PortraitsSaison 5

S’engager pour la mémoire du génocide au Rwanda – Naphtal

Son portrait

Naphtal a 47 ans, le regard profond, la posture digne. Il est rwandais et catholique. S’il est né presbytérien, il quitte son Église après son implication dans le génocide. D’ailleurs, il nous explique que beaucoup de rescapés vont changer d’Églises après le génocide en raison du sentiment de trahison qu’elles et ils ressentaient. Naphtal est aussi et surtout rescapé du génocide perpétré contre les Tutsi au Rwanda, cela fait intégrante de son identité. Il étudie la pédagogie à l’université de Kigali, et pendant ses études supérieur, il est membre de de l’association étudiante des personnes rescapées du génocide. Il est donc depuis toujours impliqué sur les questions de mémoire mais aussi de solidarité pour reconstruire ce qui a été détruit. Il est aujourd’hui secrétaire exécutif d’Ibuka après avoir été le chef du département mémoire et documentation.

Je suis optimiste. À partir de ce qu’on a fait, en voyant là où nous étions et là où nous en sommes aujourd’hui, je suis vraiment optimiste, grâce à ces changements qu’on voit de jour en jour. D’ailleurs, beaucoup de Rwandais·es sont optimistes.

L’organisation

Créé en décembre 1995, Ibuka est un collectif de 15 associations qui font mémoire du génocide des Tutsi. Le collectif a été créé pour être la voix des rescapé·es du génocide et les représenter dans différents domaines afin de réclamer la justice.

Le génocide des Tutsi a non seulement mené à la mort de 800 000 à 1000 000 de personnes, mais a aussi tout détruit sur son passage (bétail, maison, infrastructures). L’association travaille donc à la reconnaissance puis à la réparation de tout ce qui a été détruit par les génocidaires.

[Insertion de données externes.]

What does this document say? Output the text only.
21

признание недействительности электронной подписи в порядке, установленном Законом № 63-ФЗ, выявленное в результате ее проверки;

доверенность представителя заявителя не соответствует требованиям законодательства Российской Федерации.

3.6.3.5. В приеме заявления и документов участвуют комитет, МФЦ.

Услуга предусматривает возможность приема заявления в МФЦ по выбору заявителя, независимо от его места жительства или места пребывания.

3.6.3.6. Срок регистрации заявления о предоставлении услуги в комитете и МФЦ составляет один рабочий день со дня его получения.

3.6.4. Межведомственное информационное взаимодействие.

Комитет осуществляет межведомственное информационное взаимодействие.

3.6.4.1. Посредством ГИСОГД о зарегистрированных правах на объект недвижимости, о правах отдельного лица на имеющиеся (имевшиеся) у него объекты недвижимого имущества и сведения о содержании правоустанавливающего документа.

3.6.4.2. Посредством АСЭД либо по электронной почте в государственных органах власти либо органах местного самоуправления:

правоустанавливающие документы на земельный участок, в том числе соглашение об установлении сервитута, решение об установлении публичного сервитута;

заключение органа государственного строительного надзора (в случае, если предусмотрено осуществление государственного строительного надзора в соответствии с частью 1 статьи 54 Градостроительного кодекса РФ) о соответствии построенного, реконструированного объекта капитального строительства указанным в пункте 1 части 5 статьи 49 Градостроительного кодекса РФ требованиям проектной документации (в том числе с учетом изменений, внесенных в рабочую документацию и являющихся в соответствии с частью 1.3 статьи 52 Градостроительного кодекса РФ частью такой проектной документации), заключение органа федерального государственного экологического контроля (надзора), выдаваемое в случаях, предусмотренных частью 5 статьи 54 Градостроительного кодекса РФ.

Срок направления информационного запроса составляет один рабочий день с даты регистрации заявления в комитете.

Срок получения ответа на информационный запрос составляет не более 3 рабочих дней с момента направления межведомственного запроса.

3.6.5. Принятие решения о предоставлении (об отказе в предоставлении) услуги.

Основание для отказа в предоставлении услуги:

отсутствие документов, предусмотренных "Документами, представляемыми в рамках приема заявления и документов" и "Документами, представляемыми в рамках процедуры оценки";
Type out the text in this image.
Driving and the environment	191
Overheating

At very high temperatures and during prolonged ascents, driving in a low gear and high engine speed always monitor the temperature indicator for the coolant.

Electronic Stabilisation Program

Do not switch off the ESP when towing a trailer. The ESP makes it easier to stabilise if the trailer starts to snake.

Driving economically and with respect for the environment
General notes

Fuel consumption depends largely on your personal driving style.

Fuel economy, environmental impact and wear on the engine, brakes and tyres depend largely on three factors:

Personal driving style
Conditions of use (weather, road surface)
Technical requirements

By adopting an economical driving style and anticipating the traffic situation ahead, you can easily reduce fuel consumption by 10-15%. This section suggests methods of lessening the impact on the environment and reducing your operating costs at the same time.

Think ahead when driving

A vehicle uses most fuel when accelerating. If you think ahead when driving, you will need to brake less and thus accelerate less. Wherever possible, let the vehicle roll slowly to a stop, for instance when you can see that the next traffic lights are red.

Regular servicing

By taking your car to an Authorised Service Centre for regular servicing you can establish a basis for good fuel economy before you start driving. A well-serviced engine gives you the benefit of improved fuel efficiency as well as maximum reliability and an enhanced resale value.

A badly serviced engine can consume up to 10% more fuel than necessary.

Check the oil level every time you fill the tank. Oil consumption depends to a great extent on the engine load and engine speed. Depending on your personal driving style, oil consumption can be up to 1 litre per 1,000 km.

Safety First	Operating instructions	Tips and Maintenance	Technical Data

Ibuka c’est le cœur de la mémoire au Rwanda. Leur vision est que pour prévenir et lutter contre le génocide il est vital d’en préserver la mémoire. Ibuka réalise plusieurs actions : collecter des données et des témoignages autour du génocide, faire du plaidoyer auprès du gouvernement et améliorer les conditions de vie des personnes rescapées. Depuis sa création, Ibuka a accompagné plus de 30 000 personnes, octroyé des aides financières à plus de 107 000 étudiantes et étudiants et a également financé des projets générateurs de revenus.

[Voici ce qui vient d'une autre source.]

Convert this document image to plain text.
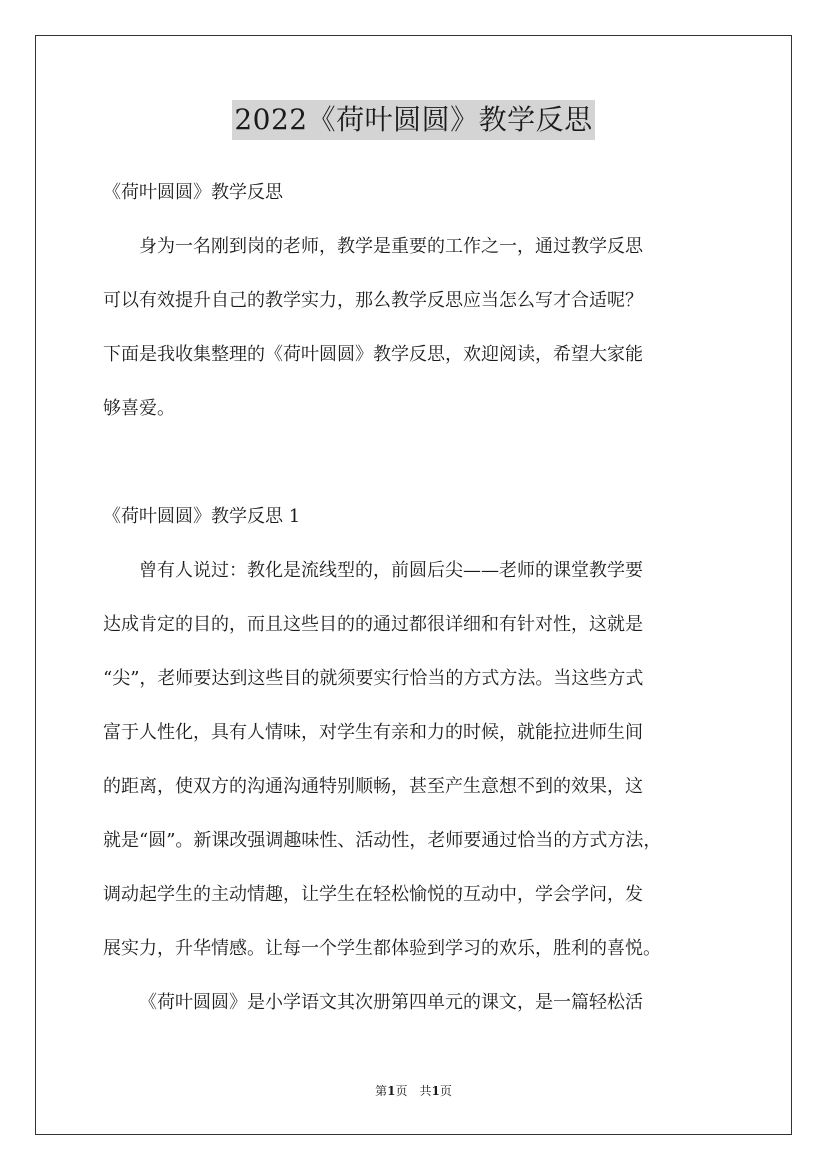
2022《荷叶圆圆》教学反思

《荷叶圆圆》教学反思

身为一名刚到岗的老师，教学是重要的工作之一，通过教学反思

可以有效提升自己的教学实力，那么教学反思应当怎么写才合适呢？

下面是我收集整理的《荷叶圆圆》教学反思，欢迎阅读，希望大家能

够喜爱。

《荷叶圆圆》教学反思 1

曾有人说过：教化是流线型的，前圆后尖——老师的课堂教学要

达成肯定的目的，而且这些目的的通过都很详细和有针对性，这就是

“尖”，老师要达到这些目的就须要实行恰当的方式方法。当这些方式

富于人性化，具有人情味，对学生有亲和力的时候，就能拉进师生间

的距离，使双方的沟通沟通特别顺畅，甚至产生意想不到的效果，这

就是“圆”。新课改强调趣味性、活动性，老师要通过恰当的方式方法，

调动起学生的主动情趣，让学生在轻松愉悦的互动中，学会学问，发

展实力，升华情感。让每一个学生都体验到学习的欢乐，胜利的喜悦。

《荷叶圆圆》是小学语文其次册第四单元的课文，是一篇轻松活

第1页　共1页
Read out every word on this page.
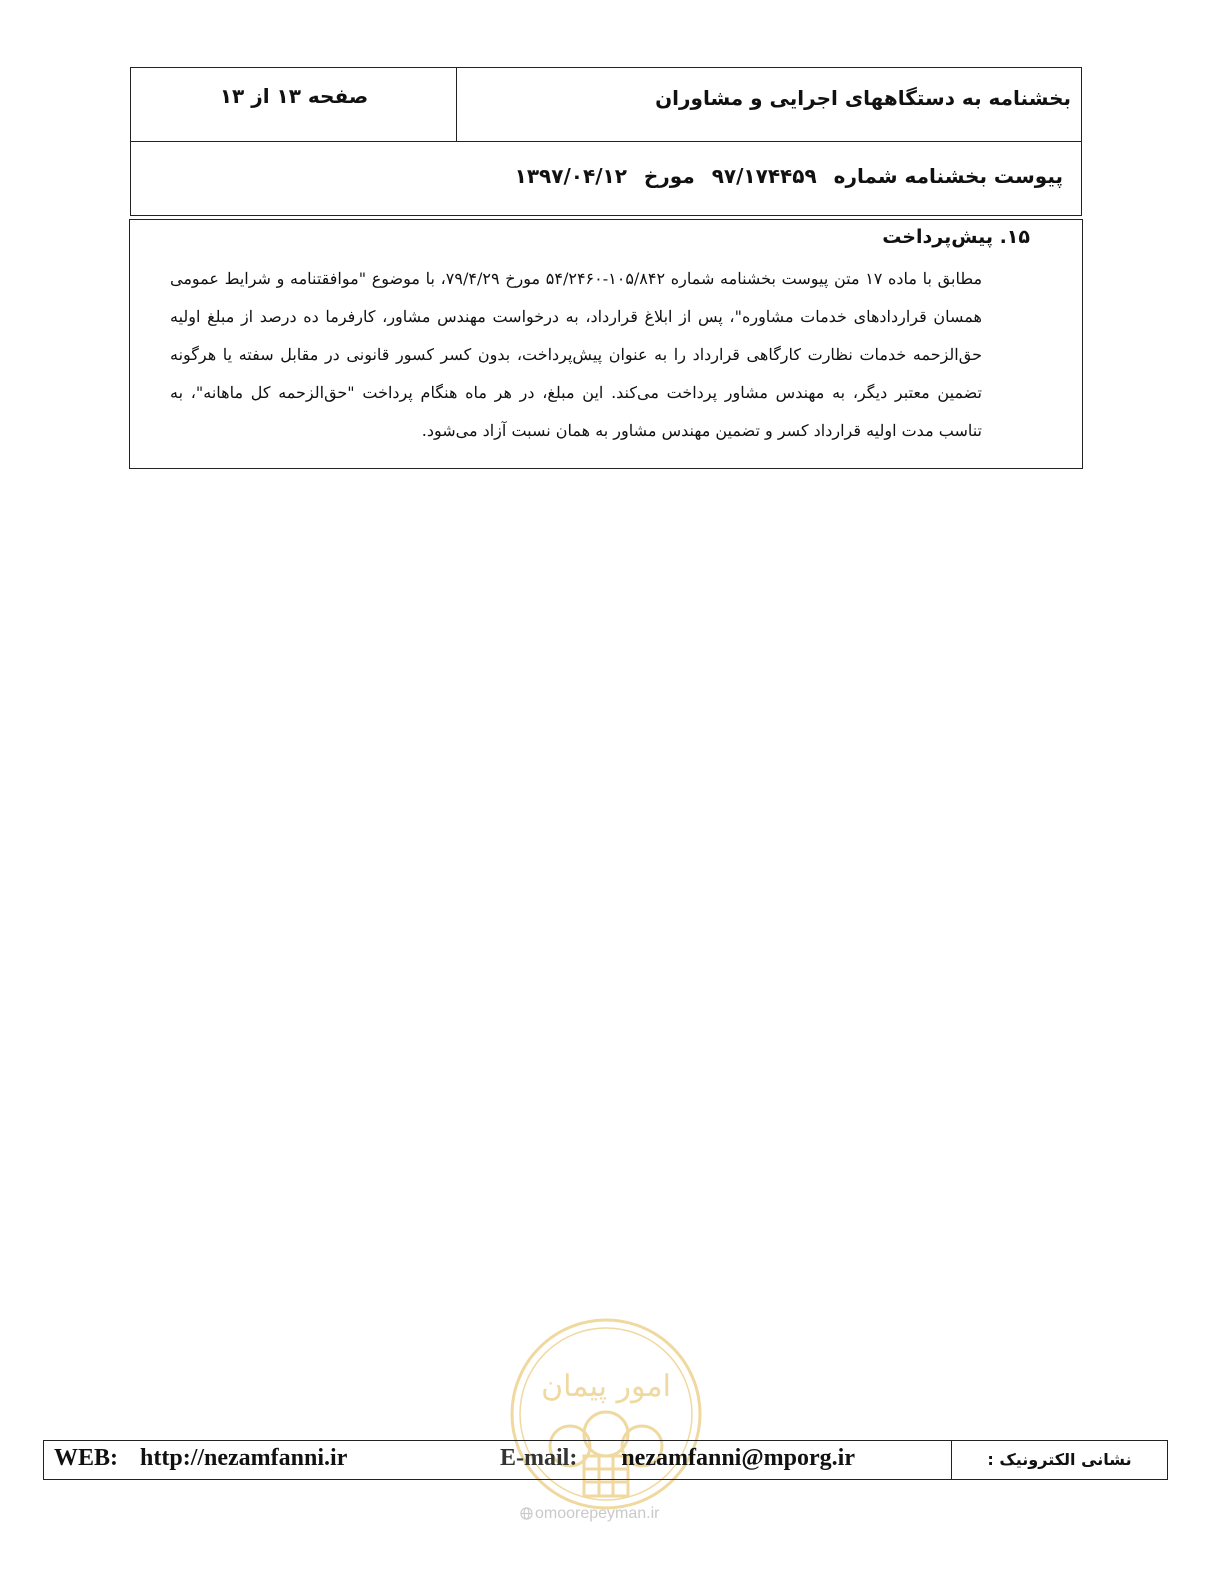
بخشنامه به دستگاههای اجرایی و مشاوران
صفحه ۱۳ از ۱۳
پیوست بخشنامه شماره ۹۷/۱۷۴۴۵۹ مورخ ۱۳۹۷/۰۴/۱۲
۱۵. پیش‌پرداخت
مطابق با ماده ۱۷ متن پیوست بخشنامه شماره ۱۰۵/۸۴۲-۵۴/۲۴۶۰ مورخ ۷۹/۴/۲۹، با موضوع "موافقتنامه و شرایط عمومی همسان قراردادهای خدمات مشاوره"، پس از ابلاغ قرارداد، به درخواست مهندس مشاور، کارفرما ده درصد از مبلغ اولیه حق‌الزحمه خدمات نظارت کارگاهی قرارداد را به عنوان پیش‌پرداخت، بدون کسر کسور قانونی در مقابل سفته یا هرگونه تضمین معتبر دیگر، به مهندس مشاور پرداخت می‌کند. این مبلغ، در هر ماه هنگام پرداخت "حق‌الزحمه کل ماهانه"، به تناسب مدت اولیه قرارداد کسر و تضمین مهندس مشاور به همان نسبت آزاد می‌شود.
امور پیمان
WEB: http://nezamfanni.ir	E-mail: nezamfanni@mporg.ir	نشانی الکترونیک :
omoorepeyman.ir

Et l’interreligieux dans tout ça ? Beaucoup d’institutions religieuses, d’églises ont joué un rôle dévastateur pendant le génocide. Juste après le génocide, beaucoup ont d’ailleurs été le lieu du plus vil négationnisme, disant qu’il fallait oublier, laisser cette violence dans le passé. Certaines disent encore que ce n’est pas la responsabilité des Églises, mais des individus, mais il faut comprendre que ces individus représentaient les Églises, étaient les Églises. Ibuka continuera de travailler pour la reconnaissance de cette responsabilité. Après de grandes campagnes de plaidoyer et de sensibilisation, les églises sont aujourd’hui des lieux essentiels de vecteurs de mémoire pour leurs fidèles et certains responsables religieux ont participé activement à la réconciliation.

Ses conseils

Naphtal n’a qu’une seule chose en tête : travailler sans relâche pour que le génocide et ce qui a mené au génocide ne soit jamais oublié et ne soit plus jamais remis en question.

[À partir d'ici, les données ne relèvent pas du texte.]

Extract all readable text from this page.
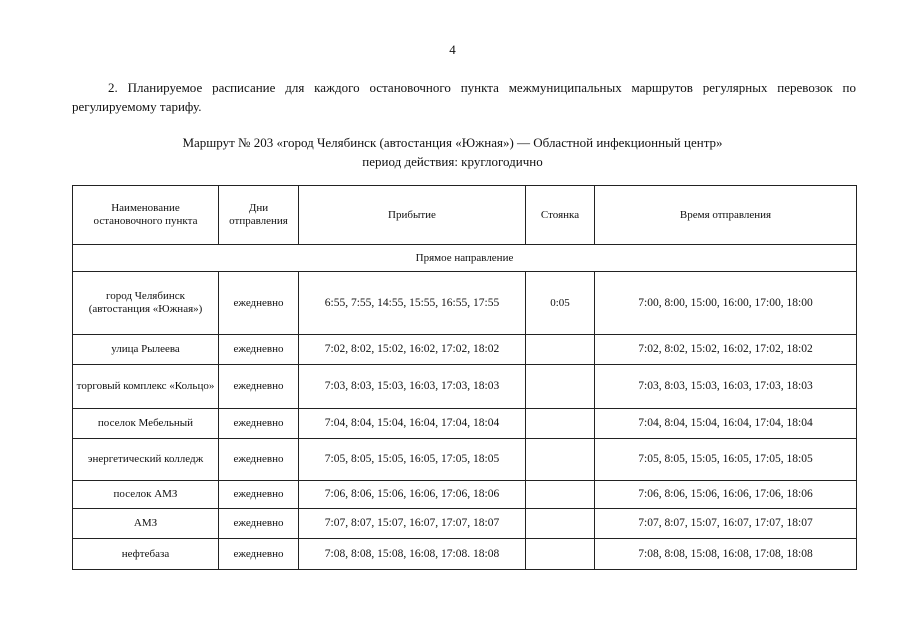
4
2. Планируемое расписание для каждого остановочного пункта межмуниципальных маршрутов регулярных перевозок по регулируемому тарифу.
Маршрут № 203 «город Челябинск (автостанция «Южная») — Областной инфекционный центр»
период действия: круглогодично
Наименование остановочного пункта	Дни отправления	Прибытие	Стоянка	Время отправления
Прямое направление				
город Челябинск (автостанция «Южная»)	ежедневно	6:55, 7:55, 14:55, 15:55, 16:55, 17:55	0:05	7:00, 8:00, 15:00, 16:00, 17:00, 18:00
улица Рылеева	ежедневно	7:02, 8:02, 15:02, 16:02, 17:02, 18:02		7:02, 8:02, 15:02, 16:02, 17:02, 18:02
торговый комплекс «Кольцо»	ежедневно	7:03, 8:03, 15:03, 16:03, 17:03, 18:03		7:03, 8:03, 15:03, 16:03, 17:03, 18:03
поселок Мебельный	ежедневно	7:04, 8:04, 15:04, 16:04, 17:04, 18:04		7:04, 8:04, 15:04, 16:04, 17:04, 18:04
энергетический колледж	ежедневно	7:05, 8:05, 15:05, 16:05, 17:05, 18:05		7:05, 8:05, 15:05, 16:05, 17:05, 18:05
поселок АМЗ	ежедневно	7:06, 8:06, 15:06, 16:06, 17:06, 18:06		7:06, 8:06, 15:06, 16:06, 17:06, 18:06
АМЗ	ежедневно	7:07, 8:07, 15:07, 16:07, 17:07, 18:07		7:07, 8:07, 15:07, 16:07, 17:07, 18:07
нефтебаза	ежедневно	7:08, 8:08, 15:08, 16:08, 17:08. 18:08		7:08, 8:08, 15:08, 16:08, 17:08, 18:08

Il nous a partagé une étude réalisée actuellement par Ibuka sur les justes, les personnes qui ont sauvé des Tutsi pendant le génocide. Le but de l’étude est de comprendre quelles étaient les raisons profondes que ces personnes avaient de sauver des Tutsi. C’était intéressant de découvrir qu’un grand nombre de justes l’ont fait au nom de leur religion, au nom du Dieu auquel ils et elles croyaient. D’autres l’ont fait au nom de la justice, pour eux et elles, les Tutsi étaient innocents et c’était la seule raison valable de les protéger. Ce type d’étude est nécessaire pour continuer de réaliser les missions d’Ibuka.

Naphtal nous a aussi partagé sa vision des défis actuels du Rwanda. Pour lui, l’idéologie génocidaire est encore présente, trop présente, dans les paroles, les actes, c’est pourquoi il ne faut jamais arrêter d’éduquer les gens. 28 ans après, les conséquences du génocide sont encore bien présentes, notamment les sujets de santé mentales.